Haitians in Reynosa, Mexico, check their CBP One applications for their invitations to cross a U.S. port of entry for parole processing into the United States.
WASHINGTON, D.C. - For all of 2023, top Biden administration officials have repeatedly assured Americans that aspiring illegal border crossers would undergo "Rigorous security vetting" and eligibility checks when they use the CBP One appointment system to fly or walk by government invitation over the border for quick parole into the United States.
From January through September 5, 2023, DHS vetting resulted in only 698 rejections for unspecified "Ineligibility Reasons" out of 225,000 invited to cross the border into the United States, according to new records obtained by the Center for Immigration Studies through ongoing FOIA litigation against U.S. Customs and Border Protection.
That number - 698, or 0.31 percent of total applicants - provides confirmation of an administration spokesperson's response in April 2023 to a Fox News Digital inquiry, which was that DHS had rejected less than 1 percent of the 75,000 parole seekers it said used the CBP One interface to cross by government invitation at land ports as of last April.
Against repetitive assurances that all who submit security information through CBP One interfaces would require rigorous vetting, this implausibly small rejection number would decisively demonstrate that Biden's DHS is hurriedly and indiscriminately waving through almost anyone who applies, without regard to fraud or ineligibility such as home nation criminality.

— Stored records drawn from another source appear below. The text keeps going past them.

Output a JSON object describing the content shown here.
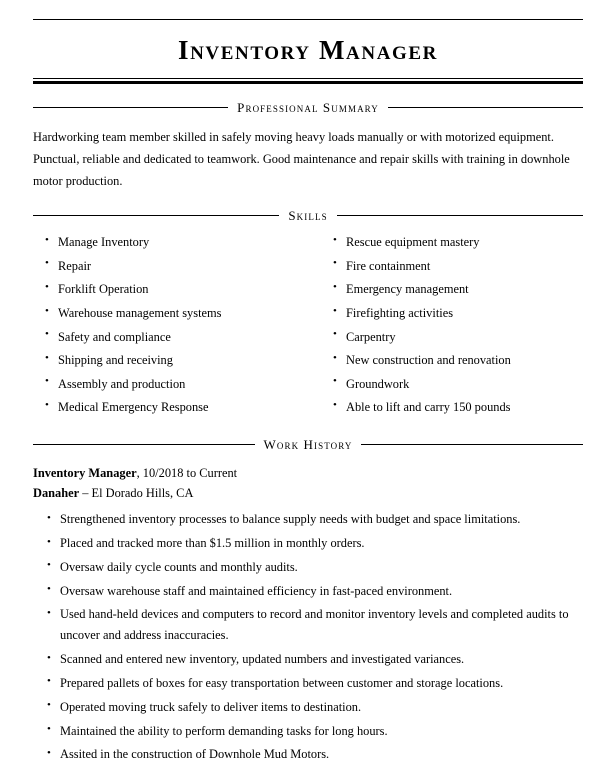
{
  "document": {
    "title": "Inventory Manager"
  },
  "sections": {
    "summary": {
      "heading": "Professional Summary",
      "text": "Hardworking team member skilled in safely moving heavy loads manually or with motorized equipment. Punctual, reliable and dedicated to teamwork. Good maintenance and repair skills with training in downhole motor production."
    },
    "skills": {
      "heading": "Skills",
      "left_column": [
        "Manage Inventory",
        "Repair",
        "Forklift Operation",
        "Warehouse management systems",
        "Safety and compliance",
        "Shipping and receiving",
        "Assembly and production",
        "Medical Emergency Response"
      ],
      "right_column": [
        "Rescue equipment mastery",
        "Fire containment",
        "Emergency management",
        "Firefighting activities",
        "Carpentry",
        "New construction and renovation",
        "Groundwork",
        "Able to lift and carry 150 pounds"
      ]
    },
    "work_history": {
      "heading": "Work History",
      "jobs": [
        {
          "job_title": "Inventory Manager",
          "title_separator": ", ",
          "dates": "10/2018 to Current",
          "company": "Danaher",
          "company_separator": " – ",
          "location": "El Dorado Hills, CA",
          "bullets": [
            "Strengthened inventory processes to balance supply needs with budget and space limitations.",
            "Placed and tracked more than $1.5 million in monthly orders.",
            "Oversaw daily cycle counts and monthly audits.",
            "Oversaw warehouse staff and maintained efficiency in fast-paced environment.",
            "Used hand-held devices and computers to record and monitor inventory levels and completed audits to uncover and address inaccuracies.",
            "Scanned and entered new inventory, updated numbers and investigated variances.",
            "Prepared pallets of boxes for easy transportation between customer and storage locations.",
            "Operated moving truck safely to deliver items to destination.",
            "Maintained the ability to perform demanding tasks for long hours.",
            "Assited in the construction of Downhole Mud Motors."
          ]
        }
      ]
    }
  }
}
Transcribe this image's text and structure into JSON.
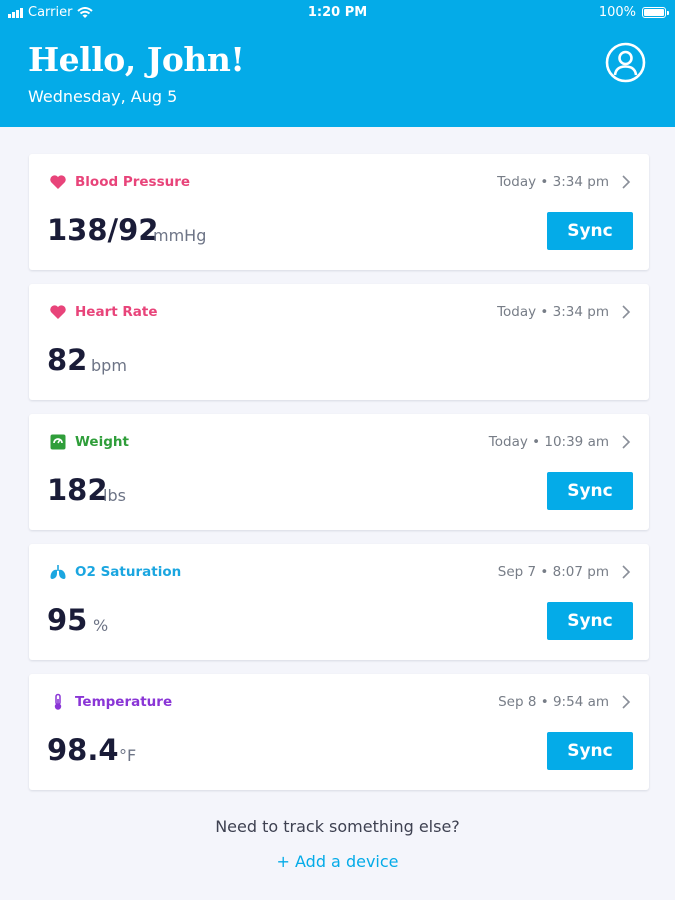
{
  "status": {
    "carrier": "Carrier",
    "time": "1:20 PM",
    "battery": "100%"
  },
  "header": {
    "greeting": "Hello, John!",
    "date": "Wednesday, Aug 5"
  },
  "cards": [
    {
      "title": "Blood Pressure",
      "time": "Today • 3:34 pm",
      "value": "138/92",
      "unit": "mmHg",
      "sync": "Sync",
      "icon": "heart-icon",
      "color": "#e8447a"
    },
    {
      "title": "Heart Rate",
      "time": "Today • 3:34 pm",
      "value": "82",
      "unit": "bpm",
      "icon": "heart-icon",
      "color": "#e8447a"
    },
    {
      "title": "Weight",
      "time": "Today • 10:39 am",
      "value": "182",
      "unit": "lbs",
      "sync": "Sync",
      "icon": "scale-icon",
      "color": "#2f9e3a"
    },
    {
      "title": "O2 Saturation",
      "time": "Sep 7 • 8:07 pm",
      "value": "95",
      "unit": "%",
      "sync": "Sync",
      "icon": "lungs-icon",
      "color": "#1ba6e0"
    },
    {
      "title": "Temperature",
      "time": "Sep 8 • 9:54 am",
      "value": "98.4",
      "unit": "°F",
      "sync": "Sync",
      "icon": "thermometer-icon",
      "color": "#8a35d6"
    }
  ],
  "footer": {
    "prompt": "Need to track something else?",
    "add_device": "+ Add a device"
  },
  "colors": {
    "accent": "#04abe8",
    "background": "#f4f5fb"
  }
}
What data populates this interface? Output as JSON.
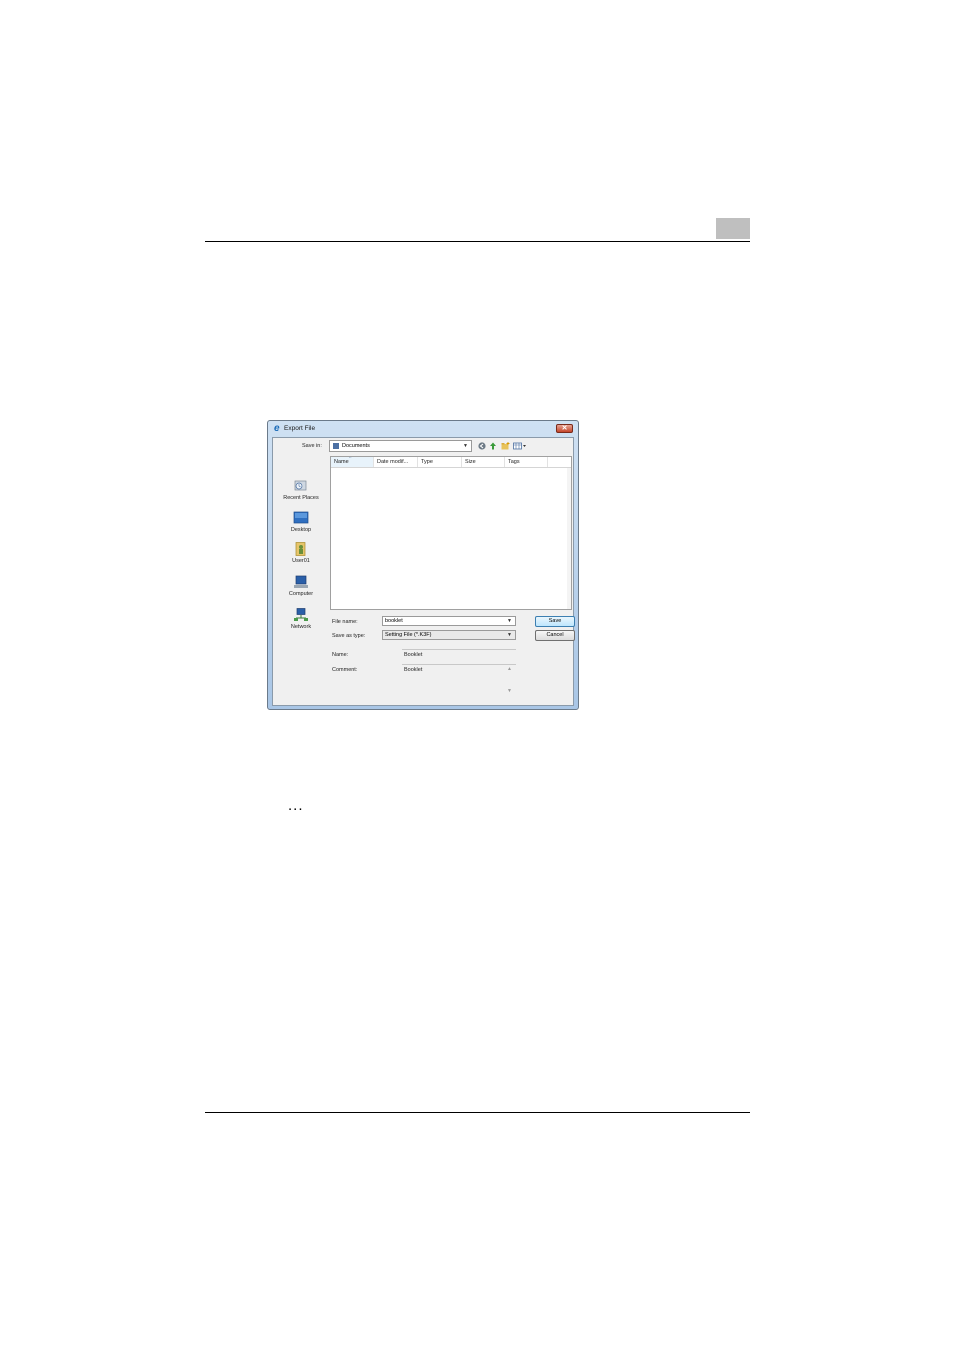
{
  "page": {
    "ellipsis": "..."
  },
  "dialog": {
    "title": "Export File",
    "close_glyph": "✕",
    "save_in": {
      "label": "Save in:",
      "value": "Documents"
    },
    "toolbar": {
      "back_icon": "back-arrow-icon",
      "up_icon": "up-folder-icon",
      "new_folder_icon": "new-folder-icon",
      "views_icon": "views-menu-icon"
    },
    "places": [
      {
        "label": "Recent Places",
        "icon": "recent-places-icon"
      },
      {
        "label": "Desktop",
        "icon": "desktop-icon"
      },
      {
        "label": "User01",
        "icon": "user-folder-icon"
      },
      {
        "label": "Computer",
        "icon": "computer-icon"
      },
      {
        "label": "Network",
        "icon": "network-icon"
      }
    ],
    "columns": [
      "Name",
      "Date modif...",
      "Type",
      "Size",
      "Tags"
    ],
    "file_name": {
      "label": "File name:",
      "value": "booklet"
    },
    "save_as_type": {
      "label": "Save as type:",
      "value": "Setting File (*.K3F)"
    },
    "buttons": {
      "save": "Save",
      "cancel": "Cancel"
    },
    "name": {
      "label": "Name:",
      "value": "Booklet"
    },
    "comment": {
      "label": "Comment:",
      "value": "Booklet"
    },
    "colors": {
      "title_gradient_top": "#cfe1f3",
      "title_gradient_bottom": "#a9c6e6",
      "close_red": "#c4452a"
    }
  }
}
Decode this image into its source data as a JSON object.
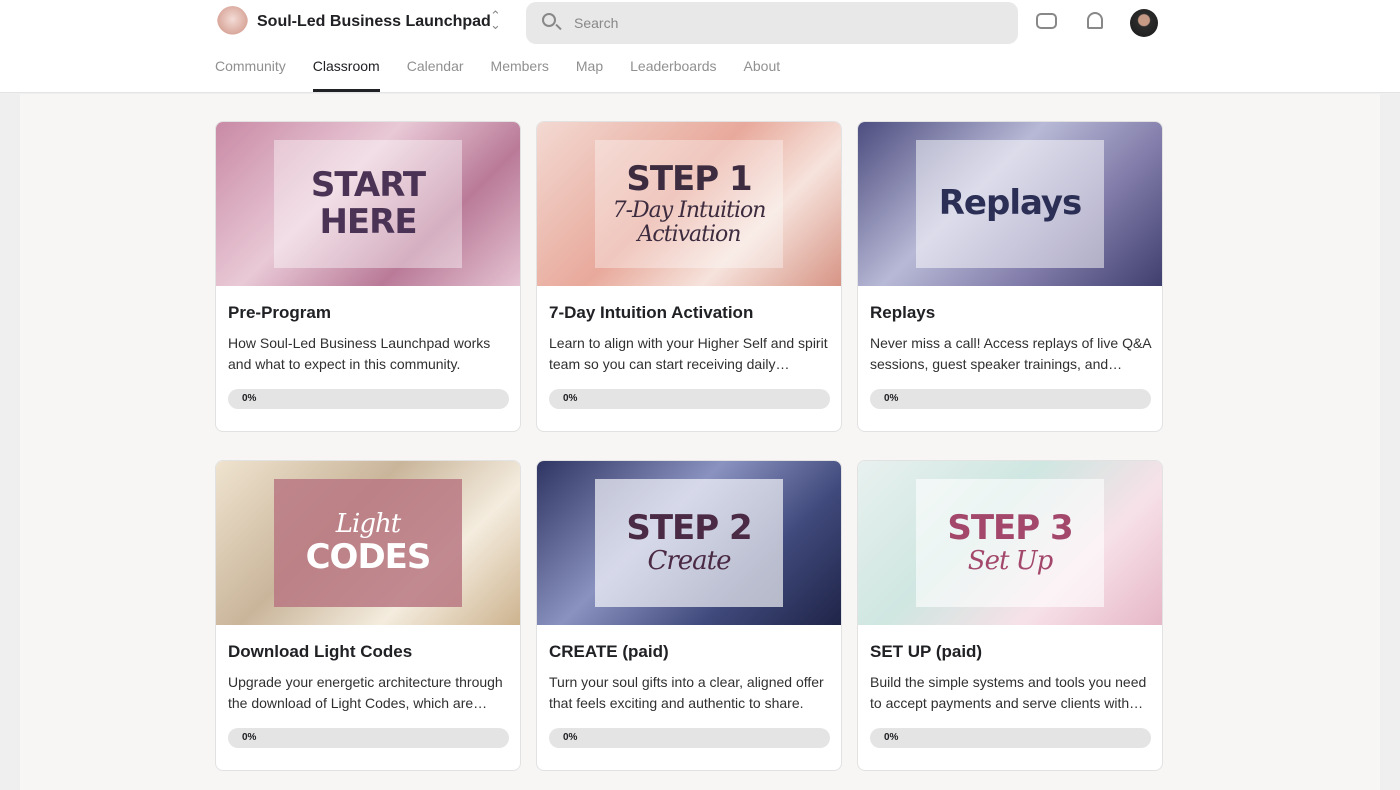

That's because, for super-majorities of all the foreign nationals who have and will use the CBP One quick-entry permit program, origin nations that might hold background or intelligence information on individuals are diplomatically estranged from the United States, or are incapable of keeping and sharing such records.
As the Center for Immigration Studies alone reported in November 2022, immigrants from Muslim-majority nations all over the Middle East, South Asia, and North Africa had been using the CBP One system to gain parole at the land ports since at least the summer of 2022, including Syrians, Afghans, and Somalis.